Matt Kemp leaves the field with athletic trainer Nancy Pattersonon Wednesday night after straining his right hamstring in a 4-3 loss to the Angels (Associated Press)

Matt Kemp will have an MRI on his aching right hamstring today, which could be the biggest news the Dodgers receive all month.

Or not.

The Dodgers are averaging more than four runs a game the past week, despite benching Kemp once, then dropping him to fifth in the batting order, and watching him go 3 for 21 (.143) while he was in the lineup. The Dodgers were able to tread water for about a month while Kemp recuperated from his hamstring strains in May and June of last year. It wasn’t until mid-June that the Dodgers went into a tailspin — and that was with a lineup featuring Dee Gordon, Tony Gwynn Jr., Elian Herrera and Bobby Abreu among others on a nightly basis.
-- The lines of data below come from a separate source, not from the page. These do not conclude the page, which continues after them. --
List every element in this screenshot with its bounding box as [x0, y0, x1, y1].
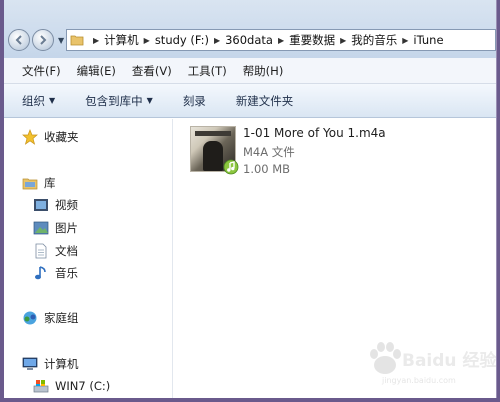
album-art-band [195, 131, 231, 136]
homegroup-icon [23, 311, 37, 325]
nav-documents[interactable]: 文档 [33, 243, 78, 259]
breadcrumb-separator-icon[interactable]: ▶ [278, 36, 284, 45]
file-size: 1.00 MB [243, 162, 291, 176]
breadcrumb-itunes[interactable]: iTune [413, 33, 443, 47]
organize-button[interactable]: 组织 ▼ [22, 93, 55, 109]
nav-computer[interactable]: 计算机 [22, 356, 79, 372]
breadcrumb-my-music[interactable]: 我的音乐 [351, 32, 397, 48]
breadcrumb-separator-icon[interactable]: ▶ [144, 36, 150, 45]
chevron-down-icon: ▼ [146, 96, 153, 105]
album-art-figure [203, 141, 223, 171]
file-name: 1-01 More of You 1.m4a [243, 126, 386, 140]
back-arrow-icon [15, 35, 22, 45]
nav-libraries-label: 库 [44, 176, 56, 190]
watermark-text: Baidu 经验 [402, 351, 497, 371]
file-item[interactable]: 1-01 More of You 1.m4a M4A 文件 1.00 MB [190, 124, 430, 176]
new-folder-button[interactable]: 新建文件夹 [236, 93, 294, 109]
nav-homegroup-label: 家庭组 [44, 311, 79, 325]
watermark-url: jingyan.baidu.com [382, 376, 456, 385]
forward-button[interactable] [32, 29, 54, 51]
menu-file[interactable]: 文件(F) [22, 63, 61, 79]
nav-pictures[interactable]: 图片 [33, 220, 78, 236]
computer-icon [22, 357, 38, 370]
library-folder-icon [22, 178, 38, 190]
nav-music-label: 音乐 [55, 266, 78, 280]
breadcrumb-separator-icon[interactable]: ▶ [340, 36, 346, 45]
menu-tools[interactable]: 工具(T) [188, 63, 227, 79]
nav-documents-label: 文档 [55, 244, 78, 258]
forward-arrow-icon [40, 35, 47, 45]
menu-edit[interactable]: 编辑(E) [77, 63, 116, 79]
nav-pictures-label: 图片 [55, 221, 78, 235]
address-bar-area: ▼ ▶ 计算机 ▶ study (F:) ▶ 360data ▶ 重要数据 ▶ … [4, 0, 496, 58]
nav-videos-label: 视频 [55, 198, 78, 212]
recent-pages-dropdown-icon[interactable]: ▼ [58, 36, 64, 45]
folder-icon [70, 35, 84, 46]
nav-drive-c[interactable]: WIN7 (C:) [33, 378, 110, 394]
document-icon [35, 243, 47, 259]
nav-favorites-label: 收藏夹 [44, 130, 79, 144]
menu-bar: 文件(F) 编辑(E) 查看(V) 工具(T) 帮助(H) [4, 58, 496, 84]
itunes-badge-icon [223, 159, 239, 175]
music-note-icon [35, 266, 46, 280]
burn-button[interactable]: 刻录 [183, 93, 206, 109]
menu-help[interactable]: 帮助(H) [243, 63, 284, 79]
explorer-window: ▼ ▶ 计算机 ▶ study (F:) ▶ 360data ▶ 重要数据 ▶ … [4, 0, 497, 398]
baidu-paw-logo [370, 342, 401, 374]
breadcrumb-separator-icon[interactable]: ▶ [93, 36, 99, 45]
nav-libraries[interactable]: 库 [22, 175, 56, 191]
breadcrumb-separator-icon[interactable]: ▶ [214, 36, 220, 45]
breadcrumb-drive[interactable]: study (F:) [155, 33, 209, 47]
chevron-down-icon: ▼ [49, 96, 56, 105]
breadcrumb-important-data[interactable]: 重要数据 [289, 32, 335, 48]
picture-icon [33, 221, 49, 235]
video-icon [34, 199, 48, 211]
breadcrumb-computer[interactable]: 计算机 [104, 32, 139, 48]
command-bar: 组织 ▼ 包含到库中 ▼ 刻录 新建文件夹 [4, 84, 496, 118]
system-drive-icon [33, 380, 49, 393]
nav-computer-label: 计算机 [44, 357, 79, 371]
baidu-watermark: Baidu 经验 jingyan.baidu.com [364, 340, 497, 392]
breadcrumb-separator-icon[interactable]: ▶ [402, 36, 408, 45]
include-in-library-label: 包含到库中 [85, 93, 143, 108]
file-type: M4A 文件 [243, 145, 295, 159]
nav-drive-c-label: WIN7 (C:) [55, 379, 111, 393]
nav-homegroup[interactable]: 家庭组 [22, 310, 79, 326]
address-bar[interactable]: ▶ 计算机 ▶ study (F:) ▶ 360data ▶ 重要数据 ▶ 我的… [66, 29, 496, 51]
star-icon [22, 129, 38, 145]
nav-favorites[interactable]: 收藏夹 [22, 129, 79, 145]
navigation-pane: 收藏夹 库 视频 图片 文档 音乐 家庭组 计算机 WIN7 (C:) [4, 119, 173, 398]
organize-label: 组织 [22, 93, 45, 108]
nav-music[interactable]: 音乐 [33, 265, 78, 281]
nav-videos[interactable]: 视频 [33, 197, 78, 213]
breadcrumb-360data[interactable]: 360data [225, 33, 273, 47]
back-button[interactable] [8, 29, 30, 51]
menu-view[interactable]: 查看(V) [132, 63, 172, 79]
include-in-library-button[interactable]: 包含到库中 ▼ [85, 93, 153, 109]
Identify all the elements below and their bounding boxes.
With Hanley Ramirez due to return soon, there’s reason for optimism even if Kemp does need time on the DL.

He probably won’t need much time, if any.

“It’s not as bad as last year, but when you feel it grabbing you got to take it easy and make sure you take care of it cause it can get worse,” Kemp told colleague Clay Fowler after the Dodgers’ 4-3 loss to the Angels on Wednesday. “Probably about two years ago, I probably would have stayed in the game.”